Tarantas gespielt vonVincente Amigo
José Sánchez Bernal erbte seinen Künstlernamen (Naranjito de Triana) vom Vater, der neben seinem Beruf als Polizist auch als Orangenpflücker arbeitete (Naranja = Orange). Bernal wurde geboren und lebte in Triana (Provinz Sevilla), wo er im Flamenco-Milieu lebte. Seinen ersten Auftritt erlebte er im Alter von acht Jahren im Nachbarort Coria del Río.

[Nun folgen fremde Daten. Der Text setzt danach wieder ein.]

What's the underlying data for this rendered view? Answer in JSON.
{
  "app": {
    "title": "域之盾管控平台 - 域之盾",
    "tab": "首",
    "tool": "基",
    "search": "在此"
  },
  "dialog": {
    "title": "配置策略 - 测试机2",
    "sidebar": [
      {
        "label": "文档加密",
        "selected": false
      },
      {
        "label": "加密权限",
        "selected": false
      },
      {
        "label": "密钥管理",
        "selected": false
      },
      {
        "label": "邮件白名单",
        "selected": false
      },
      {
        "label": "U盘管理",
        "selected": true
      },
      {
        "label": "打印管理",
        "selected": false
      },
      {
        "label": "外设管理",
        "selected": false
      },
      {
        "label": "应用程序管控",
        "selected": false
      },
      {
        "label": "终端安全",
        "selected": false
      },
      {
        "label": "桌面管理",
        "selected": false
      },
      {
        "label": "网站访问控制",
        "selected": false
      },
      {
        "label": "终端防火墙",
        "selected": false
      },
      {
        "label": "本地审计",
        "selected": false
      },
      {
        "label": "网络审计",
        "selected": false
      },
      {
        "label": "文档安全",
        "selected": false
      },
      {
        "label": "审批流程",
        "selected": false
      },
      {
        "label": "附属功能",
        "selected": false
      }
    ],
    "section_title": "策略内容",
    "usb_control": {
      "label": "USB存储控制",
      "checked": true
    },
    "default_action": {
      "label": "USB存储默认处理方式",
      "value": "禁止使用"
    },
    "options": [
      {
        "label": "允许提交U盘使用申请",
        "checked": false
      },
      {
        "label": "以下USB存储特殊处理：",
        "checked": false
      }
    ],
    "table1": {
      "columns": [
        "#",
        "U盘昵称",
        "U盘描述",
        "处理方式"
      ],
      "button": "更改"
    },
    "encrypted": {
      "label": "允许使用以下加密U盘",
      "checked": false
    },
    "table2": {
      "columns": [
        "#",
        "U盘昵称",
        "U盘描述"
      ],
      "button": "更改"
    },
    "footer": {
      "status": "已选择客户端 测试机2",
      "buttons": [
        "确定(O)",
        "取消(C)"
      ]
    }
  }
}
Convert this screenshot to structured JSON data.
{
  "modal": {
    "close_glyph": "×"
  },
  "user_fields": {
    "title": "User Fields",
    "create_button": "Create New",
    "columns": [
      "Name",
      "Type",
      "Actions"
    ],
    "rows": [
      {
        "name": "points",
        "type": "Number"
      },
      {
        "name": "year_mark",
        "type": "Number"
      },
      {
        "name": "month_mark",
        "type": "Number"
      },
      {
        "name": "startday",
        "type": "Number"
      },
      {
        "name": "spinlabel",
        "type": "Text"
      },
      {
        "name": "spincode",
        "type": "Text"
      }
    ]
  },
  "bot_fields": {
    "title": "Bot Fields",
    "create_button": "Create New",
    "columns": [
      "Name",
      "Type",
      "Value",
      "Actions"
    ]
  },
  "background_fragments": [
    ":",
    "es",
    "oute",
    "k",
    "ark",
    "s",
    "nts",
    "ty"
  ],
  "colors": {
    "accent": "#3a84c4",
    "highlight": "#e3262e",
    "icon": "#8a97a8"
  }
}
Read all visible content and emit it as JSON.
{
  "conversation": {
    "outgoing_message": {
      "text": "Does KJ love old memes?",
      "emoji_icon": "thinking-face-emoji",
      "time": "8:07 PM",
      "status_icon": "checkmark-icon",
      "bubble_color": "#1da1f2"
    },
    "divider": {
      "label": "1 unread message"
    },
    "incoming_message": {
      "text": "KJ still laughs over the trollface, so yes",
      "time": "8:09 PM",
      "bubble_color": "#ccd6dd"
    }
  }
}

Naranjito de Triana und Paco Cepero - Tangos
Für einen Laien ist es anfangs schwierig eine Alegría von einer Bulería oder einem Fandango zu unterscheiden. Profis können bereits am Takt erkennen, um welche Art des Flamencos es sich handeln könnte. Nur um einige Beispiele zu nennen, werden Sevillanas, Verdiales, Jaberas und Rondeñas im Dreivierteltakt gespielt, aber jeweils mit wechselnden Akzenten auf der Gitarre.